Developing a go-to-market strategy for an imaginary super-niche product

Go-to-market strategy for a completely imaginary high-end piece of equipment for a niche sporting activity.

Product – what to sell

What is the products Unique Selling Proposition?

It is a high-performance replacement for an existing product. It allows the customer to select the other components to suit their needs and preferences.

Where does the product fit against others in the market?

Its superior performance, unique production methods and quality of construction means it exists in/creates an upper ceiling category above all other currently available alternatives. Mainstream products in the same category are most readily available with pre-set components making for an easier initial purchase but a lessened ability for customisation.

How should the product be priced?

As this product is the upgrade for other mainstream products and there are no up-sells or cross-sells available it should be priced according at the upper limit of what the market will stand rather than achieving a given margin on cost of production. This outside-in approach to pricing gives the best chance for demonstrating the products unique value and being profitable.

Market – where to sell

Distribution model

The distribution routes for taking this kind product to market are retail, most likely ecommerce, or wholesale to other retailers.
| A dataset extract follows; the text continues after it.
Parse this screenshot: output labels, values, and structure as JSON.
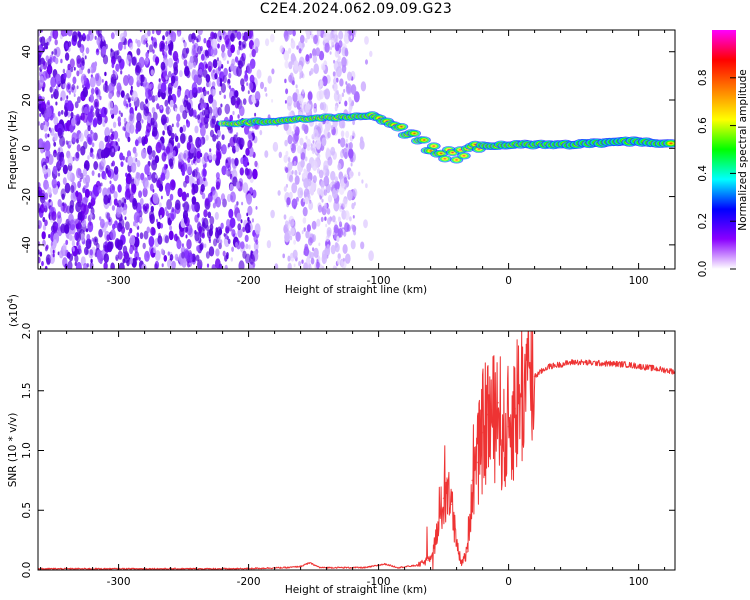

Both options come with challenges around infrastructure and sufficient margin, and the challenge for attempting both is maintaining consistent pricing so that no one under cuts anyone else.

There is a third possible option, one that requires a different kind of management but reinforces the exclusivity of the product. It could be sold through community-based ‘sales-reps’ who establish relationships with potential customers, take payment, arrange delivery, and are paid on commission. This model has been successful with examples such as Avon which had products that sold best when demonstrated as part of a social activity. A similar approach could be taken with this product in which customers would buy because it is hard to get, they have to wait, they need to know the right person, etc. The Sales Rep are almost selling a secret weapon or drug dealing success.

Customer – who to sell to

How should customers be segmented?

As it is a high-end niche product the segmentation is partly achieved through there being only a small number of potential . Those customers could be segmented by geography/language to help tailor communications, or other demographic information such as wealth, but behavioural segmentation would probably be more effective. This could be achieved by surveying potential customers about their past competitive success, future aspirations and when they last upgraded their equipment. This would help to target them at the right time when they are most likely to purchase.

What does the adoption lifecycle look like?

This describes how the adoption lifecycle for this kind of product might pan out.

  • Innovators – those that want it just because it’s new, even before they know what it can do. This is an important group to get right. If the wrong people use the product in its early stages, find it doesn’t fit their needs, and then publicly criticise it, their opinions can damage the chances of other people adopting it. The right innovators are those who are already performing at a high level and can consistently demonstrate the benefits of the product whilst accepting it’s limitations.
  • Early adopters – these people follow in the footsteps of the innovators if the product is shown to be better than the alternatives and meet their needs. They are more discerning than innovators but take less convincing than the early majority.
  • Early majority – this is the group that often proves the most difficult to get to adopt the product. As the mainstream of customers they are often happy with mainstream products, but as the majority they often bring commercial success.
  • Late majority – those who struggle to understand or accept the benefits the product can provide and take lots of convincing.
  • Laggards – these people are unlikely to ever adopt the product.

The biggest challenge is crossing the chasm from early adopters to early majority.

Messaging concept

The core messaging concepts for this piece of equipment should be around its USP of being a high performance upgrade, and should be unashamedly assertive about not being a mainstream product for average customers, e.g.:

  • Upgrade your performance.
  • Level up.
  • Up your game.
  • Tired of mediocre? Bored of ordinary?
  • This is some next level shit going down right here!
  • No pretty colours to choose from, no sizes to select, it’s all about performance and its perfect as it is.
  • If you want to look pretty, move along. If you want to do better/succeed/improve, come this way my friend.
  • If you’re only going to use it a couple of times a year you should probably buy something else. It costs a lot of money, so you’d better make sure you get the most from it.